Biography of Edgar Allan Poe

The biography of Edgar Allan Poe


Edgar Allan Poe was an American writer, poet, and literary critic, born on January 19, 1809 in Boston, Massachusetts. He is known for being one of the main exponents of horror and suspense in literature, as well as his influence on Gothic literature.

Poe had a difficult life, marked by the early death of his mother and subsequent separation from his stepfather. He also struggled with alcoholism and financial difficulties for much of his life. Despite all this, he managed to become one of the most influential writers of his time.


Edgar Allan Poe’s work is characterized by its dark and macabre style. His stories and poems have been studied and admired by many readers and literary critics.

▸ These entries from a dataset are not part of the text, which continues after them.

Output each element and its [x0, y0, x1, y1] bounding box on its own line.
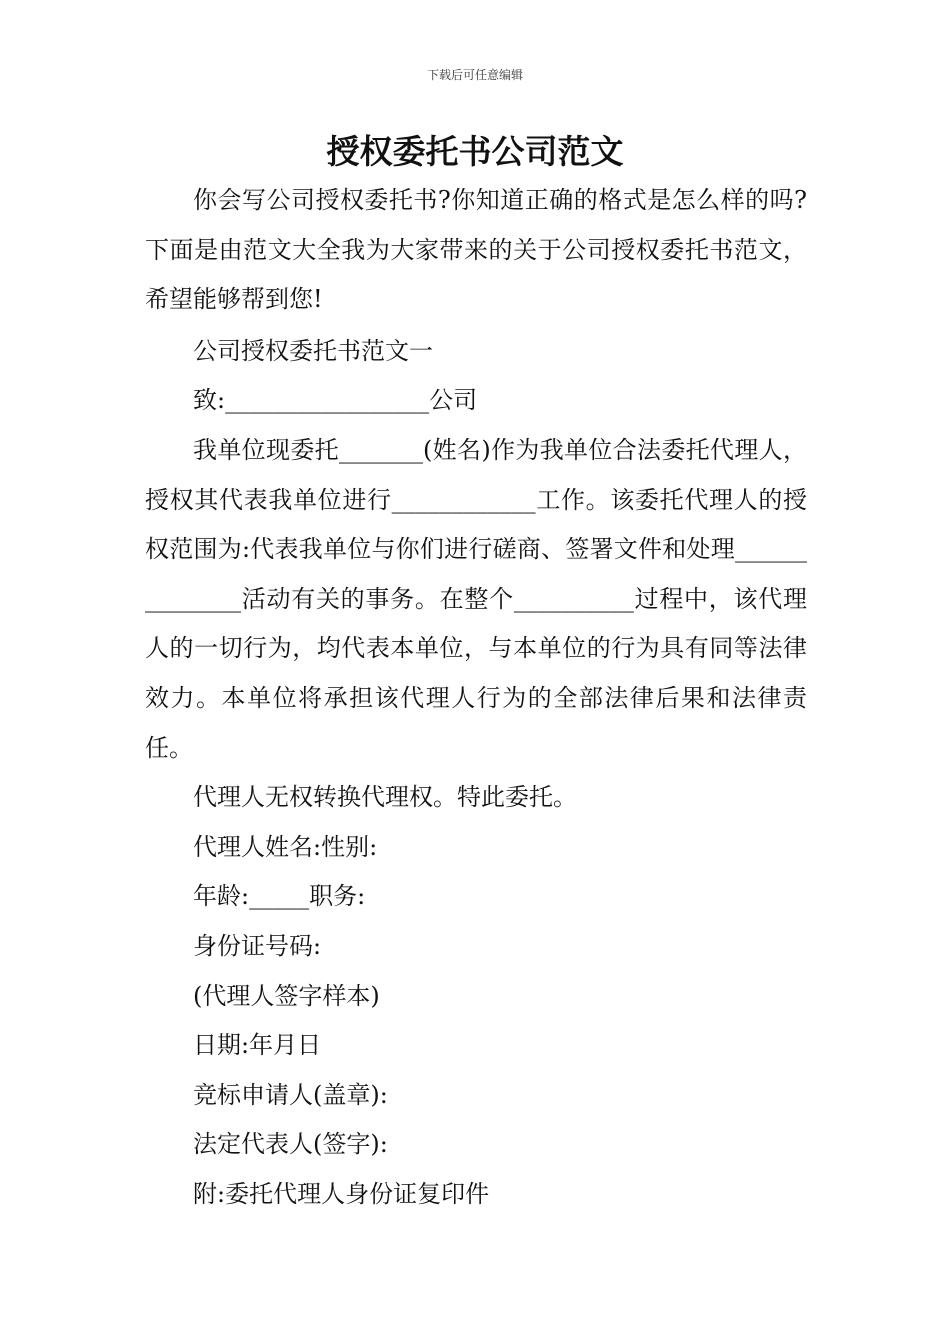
- signature-sample-line: (代理人签字样本): [193, 981, 380, 1010]
- intro-paragraph: 你会写公司授权委托书?你知道正确的格式是怎么样的吗?下面是由范文大全我为大家带来的关于公司授权委托书范文，希望能够帮到您!: [145, 186, 807, 314]
- authorization-paragraph: 我单位现委托_______(姓名)作为我单位合法委托代理人，授权其代表我单位进行____________工作。该委托代理人的授权范围为:代表我单位与你们进行磋商、签署文件和处理______________活动有关的事务。在整个__________过程中，该代理人的一切行为，均代表本单位，与本单位的行为具有同等法律效力。本单位将承担该代理人行为的全部法律后果和法律责任。: [145, 435, 807, 762]
- document-body: [145, 176, 807, 1219]
- attachment-line: 附:委托代理人身份证复印件: [193, 1179, 490, 1208]
- age-position-line: 年龄:_____职务:: [193, 882, 366, 911]
- date-line: 日期:年月日: [193, 1031, 322, 1060]
- delegation-note: 代理人无权转换代理权。特此委托。: [193, 783, 577, 812]
- header-note: 下载后可任意编辑: [426, 68, 523, 82]
- agent-name-gender-line: 代理人姓名:性别:: [193, 832, 378, 861]
- id-number-line: 身份证号码:: [193, 931, 322, 960]
- legal-rep-signature-line: 法定代表人(签字):: [193, 1130, 388, 1159]
- section-heading: 公司授权委托书范文一: [193, 336, 433, 365]
- recipient-line: 致:_________________公司: [193, 386, 478, 415]
- bidder-seal-line: 竞标申请人(盖章):: [193, 1080, 388, 1109]
- document-title: 授权委托书公司范文: [326, 132, 624, 171]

Among his best-known works are “The Raven,” “The Murders in the Rue Morgue,” and “The Tell-Tale Heart.” He also wrote essays and literary criticisms and is considered one of the first professional literary critics in the United States.


Poe’s work is strongly influenced by his personal life, as well as the literary trends of his time. In his writings, he explored themes such as death, madness, and mystery.

He was also inspired by Gothic literature and classical mythology, as well as the scientific and technological advances of his time.


Edgar Allan Poe’s stories are known for their dark and macabre style, as well as their ability to create atmospheres of terror and suspense.

Among his most famous stories are “The Tell-Tale Heart,” “The Murders in the Rue Morgue,” and “The Fall of the House of Usher.” These stories have been adapted into film and television numerous times and have influenced horror and suspense literature to this day.

Personal Life

Poe’s personal life was marked by tragedy and difficulty. His mother died when he was only two years old, and he was adopted by John Allan, a wealthy tobacco merchant who was distant. In 1836, he married his cousin Virginia, who died of tuberculosis in 1847.

Poe struggled with alcoholism and financial difficulties for much of his life, which led to problems in his personal and professional relationships.


Edgar Allan Poe died on October 7, 1849, at the age of 40, in Baltimore, Maryland.

The circumstances of his death are unknown, but it is believed that he suffered from delirium tremens, a severe form of alcohol withdrawal.

Despite his short life, Poe managed to become one of the most influential writers in American literature, and his legacy continues to this day.